Fish can suffer after a water change also. It happens mostly when a massive water change has been performed, for example, 50% or more than that.
A large water change alters the water chemistry suddenly. In addition, it may cause temperature shock and loss of beneficial bacteria.
Temperature shock occurs if you don’t prepare the water well. You should preheat the water as close to the temperature of the tank before adding.
With a massive water change, you can lose the beneficial bacteria in a large portion. The situation may exacerbate if you clean the tank and the filter on the same day as the water change. In that case, ammonia & nitrite spikes can lead your fish to suffer.
So, what can you do to save the dying fish after a water change?
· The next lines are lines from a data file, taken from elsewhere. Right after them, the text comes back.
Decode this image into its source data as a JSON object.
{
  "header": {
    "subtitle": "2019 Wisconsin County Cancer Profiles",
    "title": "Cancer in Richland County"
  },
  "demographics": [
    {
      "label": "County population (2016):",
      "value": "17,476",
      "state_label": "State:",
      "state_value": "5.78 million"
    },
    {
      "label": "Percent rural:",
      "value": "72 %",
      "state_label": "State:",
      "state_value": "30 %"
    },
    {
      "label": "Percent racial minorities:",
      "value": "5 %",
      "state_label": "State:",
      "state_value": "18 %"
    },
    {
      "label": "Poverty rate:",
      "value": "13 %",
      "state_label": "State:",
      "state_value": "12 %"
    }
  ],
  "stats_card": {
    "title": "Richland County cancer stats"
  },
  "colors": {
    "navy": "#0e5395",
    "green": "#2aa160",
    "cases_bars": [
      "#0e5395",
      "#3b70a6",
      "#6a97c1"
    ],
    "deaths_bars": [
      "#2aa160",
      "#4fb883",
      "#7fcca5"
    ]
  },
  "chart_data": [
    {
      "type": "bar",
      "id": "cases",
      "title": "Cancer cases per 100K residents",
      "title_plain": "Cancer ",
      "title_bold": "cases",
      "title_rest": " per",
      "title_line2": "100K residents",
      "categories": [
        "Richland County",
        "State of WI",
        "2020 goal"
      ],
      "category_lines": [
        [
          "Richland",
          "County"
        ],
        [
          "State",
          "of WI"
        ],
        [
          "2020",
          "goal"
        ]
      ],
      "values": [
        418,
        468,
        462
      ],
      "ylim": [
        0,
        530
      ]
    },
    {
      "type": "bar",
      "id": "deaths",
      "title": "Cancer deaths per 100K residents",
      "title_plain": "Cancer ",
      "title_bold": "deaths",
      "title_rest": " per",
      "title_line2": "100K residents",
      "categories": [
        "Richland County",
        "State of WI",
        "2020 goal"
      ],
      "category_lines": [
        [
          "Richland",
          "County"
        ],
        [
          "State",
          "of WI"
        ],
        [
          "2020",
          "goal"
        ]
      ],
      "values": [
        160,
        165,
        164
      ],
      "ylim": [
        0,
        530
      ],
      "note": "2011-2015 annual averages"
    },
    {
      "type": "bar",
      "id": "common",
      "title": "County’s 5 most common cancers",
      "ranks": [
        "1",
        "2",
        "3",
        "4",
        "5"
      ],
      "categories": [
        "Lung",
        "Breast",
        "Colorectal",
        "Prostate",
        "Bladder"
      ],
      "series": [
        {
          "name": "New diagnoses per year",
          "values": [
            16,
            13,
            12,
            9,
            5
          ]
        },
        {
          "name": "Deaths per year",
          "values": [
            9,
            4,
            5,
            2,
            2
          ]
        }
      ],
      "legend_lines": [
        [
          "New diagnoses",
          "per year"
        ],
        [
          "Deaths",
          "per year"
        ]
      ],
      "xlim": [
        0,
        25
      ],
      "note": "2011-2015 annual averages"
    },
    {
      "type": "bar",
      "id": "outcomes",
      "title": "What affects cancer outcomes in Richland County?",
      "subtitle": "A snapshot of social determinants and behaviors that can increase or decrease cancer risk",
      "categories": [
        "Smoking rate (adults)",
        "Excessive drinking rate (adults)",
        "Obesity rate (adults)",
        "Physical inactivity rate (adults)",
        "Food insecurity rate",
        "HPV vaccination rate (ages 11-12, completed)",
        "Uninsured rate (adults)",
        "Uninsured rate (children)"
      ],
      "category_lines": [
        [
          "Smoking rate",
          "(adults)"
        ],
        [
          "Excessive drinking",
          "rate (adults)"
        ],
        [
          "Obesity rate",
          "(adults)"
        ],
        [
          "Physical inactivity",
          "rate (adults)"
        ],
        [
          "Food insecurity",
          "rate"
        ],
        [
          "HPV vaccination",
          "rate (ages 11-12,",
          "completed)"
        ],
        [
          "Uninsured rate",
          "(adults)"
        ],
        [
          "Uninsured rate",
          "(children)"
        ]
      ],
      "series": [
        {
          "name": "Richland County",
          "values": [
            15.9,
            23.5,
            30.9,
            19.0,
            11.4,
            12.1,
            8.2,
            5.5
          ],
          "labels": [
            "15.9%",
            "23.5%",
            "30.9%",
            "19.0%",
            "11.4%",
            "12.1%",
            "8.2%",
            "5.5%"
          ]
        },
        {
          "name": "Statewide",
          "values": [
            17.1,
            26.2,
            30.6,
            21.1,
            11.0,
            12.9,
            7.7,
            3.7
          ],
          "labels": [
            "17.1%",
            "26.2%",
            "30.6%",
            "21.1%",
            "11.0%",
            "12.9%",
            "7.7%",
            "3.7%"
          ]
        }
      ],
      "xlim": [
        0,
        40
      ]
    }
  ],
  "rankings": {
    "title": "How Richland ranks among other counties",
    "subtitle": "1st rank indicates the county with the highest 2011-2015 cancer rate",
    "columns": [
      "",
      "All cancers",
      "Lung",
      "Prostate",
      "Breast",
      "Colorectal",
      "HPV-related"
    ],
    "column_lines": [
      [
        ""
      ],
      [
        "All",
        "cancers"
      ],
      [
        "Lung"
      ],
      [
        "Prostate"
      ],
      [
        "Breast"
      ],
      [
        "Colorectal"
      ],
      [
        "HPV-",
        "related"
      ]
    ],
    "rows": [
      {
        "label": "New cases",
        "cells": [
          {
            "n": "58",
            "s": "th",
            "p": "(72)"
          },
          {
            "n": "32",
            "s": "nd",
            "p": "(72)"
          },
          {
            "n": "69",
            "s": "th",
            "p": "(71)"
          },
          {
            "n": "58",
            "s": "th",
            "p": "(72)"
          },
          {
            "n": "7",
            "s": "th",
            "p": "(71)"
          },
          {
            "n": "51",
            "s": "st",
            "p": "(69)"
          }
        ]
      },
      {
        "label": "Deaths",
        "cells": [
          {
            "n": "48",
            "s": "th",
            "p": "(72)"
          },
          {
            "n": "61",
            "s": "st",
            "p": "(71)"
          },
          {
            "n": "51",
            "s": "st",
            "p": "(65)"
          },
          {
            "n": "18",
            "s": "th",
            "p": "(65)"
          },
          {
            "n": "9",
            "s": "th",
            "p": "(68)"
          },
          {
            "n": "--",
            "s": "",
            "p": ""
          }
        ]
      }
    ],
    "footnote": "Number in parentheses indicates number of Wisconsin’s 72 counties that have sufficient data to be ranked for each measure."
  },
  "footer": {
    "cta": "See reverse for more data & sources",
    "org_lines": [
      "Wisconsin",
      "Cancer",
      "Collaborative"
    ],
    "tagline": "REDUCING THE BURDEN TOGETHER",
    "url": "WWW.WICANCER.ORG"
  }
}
- You can transfer the fish to a quarantine tank with filtered water, and maintain the temperature for the fish.
- In the meantime, try to restore the water chemistry and establish the nitrogen cycle fast in your main tank.
- If you don’t have the accessibility of a quarantine tank, change another 25% of water. Preheat the water so that it matches your fish requirement. Do a 10-20% of daily water change unless the tank is cycled again.
What to do after the fish dies?
After all your efforts if the fish dies, you have nothing to do but dispose of the fish. You can’t resuscitate a dead fish once it has stopped breathing.
There are several ways you can dispose of the fish. The most respected ways are burning in the backyard, or in the house planter. However, people often do dispose of the fish in different ways.
I have an article on how to dispose of a dead fish, I inspire you to read that one to get some ideas.
More Resources on fish death:
- Why did just one of my fish die? [While others are healthy]
- Do fish sink or float when they die? [know the fact]
Finding the root cause is essential to saving a dying fish. Your fish can die because of age also. If you think the fish is not dying because of old age, follow the steps mentioned above, and hopefully, you can be able to revive your fish.